Matias Guzman reports lectures supported by Boehringer Ingelheim. Gabriel Cavada has no conflicts of interest to declare. Alejandro M Brunser reports lectures supported by Boehringer Ingelheim. Veronica V. Olavarria reports receiving research grant from Boehringer Ingelheim and Clínica Alemana de Santiago during the conduct of the study. Pablo M. Lavados reports research support from Clínica Alemana and Boehringer Ingelheim, research grants from The George Institute and Clínica Alemana de Santiago during the conduct of the study; unrestricted research grants from Boehringer Ingelheim; personal fees from AstraZeneca and a Chilean Government research grant for the ÑANDU project outside the submitted work.

The RECCA cohort has been funded by unconditional research grants from Clínica Alemana de Santiago, Lundbeck Chile, and Boehringer Ingelheim. The sponsors had no role in the study design, data collection, data analysis, data interpretation, or writing of the report.
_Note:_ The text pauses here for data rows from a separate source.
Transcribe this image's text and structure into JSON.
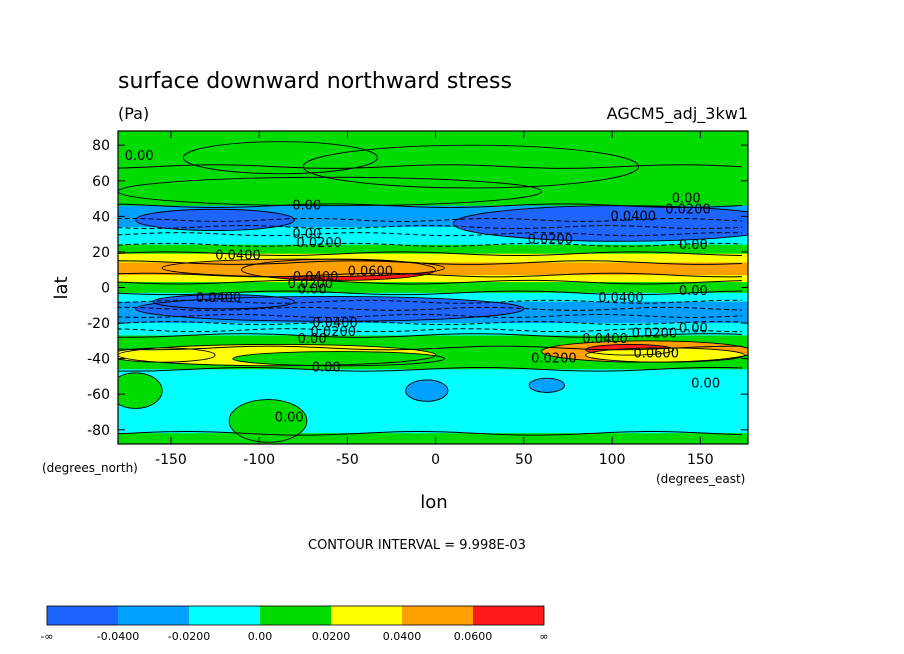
{
  "chart_data": {
    "type": "heatmap",
    "title": "surface downward northward stress",
    "units": "(Pa)",
    "run_label": "AGCM5_adj_3kw1",
    "xlabel": "lon",
    "ylabel": "lat",
    "x_unit_label": "(degrees_east)",
    "y_unit_label": "(degrees_north)",
    "xlim": [
      -180,
      177
    ],
    "ylim": [
      -88,
      88
    ],
    "x_ticks": [
      {
        "value": -150,
        "label": "-150"
      },
      {
        "value": -100,
        "label": "-100"
      },
      {
        "value": -50,
        "label": "-50"
      },
      {
        "value": 0,
        "label": "0"
      },
      {
        "value": 50,
        "label": "50"
      },
      {
        "value": 100,
        "label": "100"
      },
      {
        "value": 150,
        "label": "150"
      }
    ],
    "y_ticks": [
      {
        "value": 80,
        "label": "80"
      },
      {
        "value": 60,
        "label": "60"
      },
      {
        "value": 40,
        "label": "40"
      },
      {
        "value": 20,
        "label": "20"
      },
      {
        "value": 0,
        "label": "0"
      },
      {
        "value": -20,
        "label": "-20"
      },
      {
        "value": -40,
        "label": "-40"
      },
      {
        "value": -60,
        "label": "-60"
      },
      {
        "value": -80,
        "label": "-80"
      }
    ],
    "contour_interval_text": "CONTOUR INTERVAL = 9.998E-03",
    "colorbar": {
      "colors": [
        "#1e64ff",
        "#00a0ff",
        "#00ffff",
        "#00dc00",
        "#ffff00",
        "#ffa000",
        "#ff1a1a"
      ],
      "labels": [
        "-∞",
        "-0.0400",
        "-0.0200",
        "0.00",
        "0.0200",
        "0.0400",
        "0.0600",
        "∞"
      ]
    },
    "background_band_color": "#00dc00",
    "zonal_bands": [
      {
        "lat": [
          68,
          88
        ],
        "color": "#00dc00"
      },
      {
        "lat": [
          46,
          68
        ],
        "color": "#00dc00"
      },
      {
        "lat": [
          34,
          46
        ],
        "color": "#00a0ff"
      },
      {
        "lat": [
          24,
          34
        ],
        "color": "#00ffff"
      },
      {
        "lat": [
          19,
          24
        ],
        "color": "#00dc00"
      },
      {
        "lat": [
          14,
          19
        ],
        "color": "#ffff00"
      },
      {
        "lat": [
          7,
          14
        ],
        "color": "#ffa000"
      },
      {
        "lat": [
          3,
          7
        ],
        "color": "#ffff00"
      },
      {
        "lat": [
          -3,
          3
        ],
        "color": "#00dc00"
      },
      {
        "lat": [
          -8,
          -3
        ],
        "color": "#00ffff"
      },
      {
        "lat": [
          -20,
          -8
        ],
        "color": "#00a0ff"
      },
      {
        "lat": [
          -27,
          -20
        ],
        "color": "#00ffff"
      },
      {
        "lat": [
          -34,
          -27
        ],
        "color": "#00dc00"
      },
      {
        "lat": [
          -46,
          -34
        ],
        "color": "#00dc00"
      },
      {
        "lat": [
          -82,
          -46
        ],
        "color": "#00ffff"
      },
      {
        "lat": [
          -88,
          -82
        ],
        "color": "#00dc00"
      }
    ],
    "anomalies": [
      {
        "lon": -88,
        "lat": 73,
        "rx": 55,
        "ry": 9,
        "color": "#00dc00"
      },
      {
        "lon": 20,
        "lat": 68,
        "rx": 95,
        "ry": 12,
        "color": "#00dc00"
      },
      {
        "lon": -60,
        "lat": 54,
        "rx": 120,
        "ry": 8,
        "color": "#00dc00"
      },
      {
        "lon": 105,
        "lat": 36,
        "rx": 95,
        "ry": 10,
        "color": "#1e64ff"
      },
      {
        "lon": -125,
        "lat": 38,
        "rx": 45,
        "ry": 6,
        "color": "#1e64ff"
      },
      {
        "lon": -55,
        "lat": 10,
        "rx": 55,
        "ry": 6,
        "color": "#ff1a1a"
      },
      {
        "lon": -75,
        "lat": 11,
        "rx": 80,
        "ry": 5,
        "color": "#ffa000"
      },
      {
        "lon": -60,
        "lat": -12,
        "rx": 110,
        "ry": 7,
        "color": "#1e64ff"
      },
      {
        "lon": -120,
        "lat": -8,
        "rx": 40,
        "ry": 4,
        "color": "#1e64ff"
      },
      {
        "lon": 120,
        "lat": -36,
        "rx": 60,
        "ry": 6,
        "color": "#ffa000"
      },
      {
        "lon": 110,
        "lat": -35,
        "rx": 25,
        "ry": 3,
        "color": "#ff1a1a"
      },
      {
        "lon": -90,
        "lat": -38,
        "rx": 90,
        "ry": 6,
        "color": "#ffff00"
      },
      {
        "lon": 130,
        "lat": -38,
        "rx": 45,
        "ry": 4,
        "color": "#ffff00"
      },
      {
        "lon": -155,
        "lat": -38,
        "rx": 30,
        "ry": 4,
        "color": "#ffff00"
      },
      {
        "lon": -55,
        "lat": -40,
        "rx": 60,
        "ry": 4,
        "color": "#00dc00"
      },
      {
        "lon": -5,
        "lat": -58,
        "rx": 12,
        "ry": 6,
        "color": "#00a0ff"
      },
      {
        "lon": 63,
        "lat": -55,
        "rx": 10,
        "ry": 4,
        "color": "#00a0ff"
      },
      {
        "lon": -95,
        "lat": -75,
        "rx": 22,
        "ry": 12,
        "color": "#00dc00"
      },
      {
        "lon": -170,
        "lat": -58,
        "rx": 15,
        "ry": 10,
        "color": "#00dc00"
      }
    ],
    "contour_labels": [
      {
        "lon": -168,
        "lat": 74,
        "text": "0.00"
      },
      {
        "lon": -73,
        "lat": 46,
        "text": "0.00"
      },
      {
        "lon": 112,
        "lat": 40,
        "text": "0.0400"
      },
      {
        "lon": 143,
        "lat": 44,
        "text": "0.0200"
      },
      {
        "lon": 142,
        "lat": 50,
        "text": "0.00"
      },
      {
        "lon": -73,
        "lat": 30,
        "text": "0.00"
      },
      {
        "lon": -66,
        "lat": 25,
        "text": "0.0200"
      },
      {
        "lon": 65,
        "lat": 27,
        "text": "0.0200"
      },
      {
        "lon": 146,
        "lat": 24,
        "text": "0.00"
      },
      {
        "lon": -112,
        "lat": 18,
        "text": "0.0400"
      },
      {
        "lon": -37,
        "lat": 9,
        "text": "0.0600"
      },
      {
        "lon": -68,
        "lat": 6,
        "text": "0.0400"
      },
      {
        "lon": -71,
        "lat": 2,
        "text": "0.0200"
      },
      {
        "lon": -70,
        "lat": -1,
        "text": "0.00"
      },
      {
        "lon": -123,
        "lat": -6,
        "text": "0.0400"
      },
      {
        "lon": 105,
        "lat": -6,
        "text": "0.0400"
      },
      {
        "lon": 146,
        "lat": -2,
        "text": "0.00"
      },
      {
        "lon": -57,
        "lat": -20,
        "text": "0.0400"
      },
      {
        "lon": -58,
        "lat": -25,
        "text": "0.0200"
      },
      {
        "lon": -70,
        "lat": -29,
        "text": "0.00"
      },
      {
        "lon": 96,
        "lat": -29,
        "text": "0.0400"
      },
      {
        "lon": 124,
        "lat": -26,
        "text": "0.0200"
      },
      {
        "lon": 146,
        "lat": -23,
        "text": "0.00"
      },
      {
        "lon": 125,
        "lat": -37,
        "text": "0.0600"
      },
      {
        "lon": 67,
        "lat": -40,
        "text": "0.0200"
      },
      {
        "lon": -62,
        "lat": -45,
        "text": "0.00"
      },
      {
        "lon": 153,
        "lat": -54,
        "text": "0.00"
      },
      {
        "lon": -83,
        "lat": -73,
        "text": "0.00"
      }
    ]
  }
}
M.G., P.M.L., and V.V.O.: contributed to the design, interpretation of the data and drafted the manuscript; M.G. and A.M.B.: contributed to the data collection of the study; M.G., G.C., and P.M.L.: performed the statistical analysis; P.M.L., G.C., A.M.B., and V.V.O.: contributed to interpreting results, reviewing the manuscript and approved the final version of the manuscript. V.V.O. has primary responsibility for final content.

The datasets used and/or analyzed during the current study are not publicly available due to center internal policies but are available from the corresponding author on reasonable request.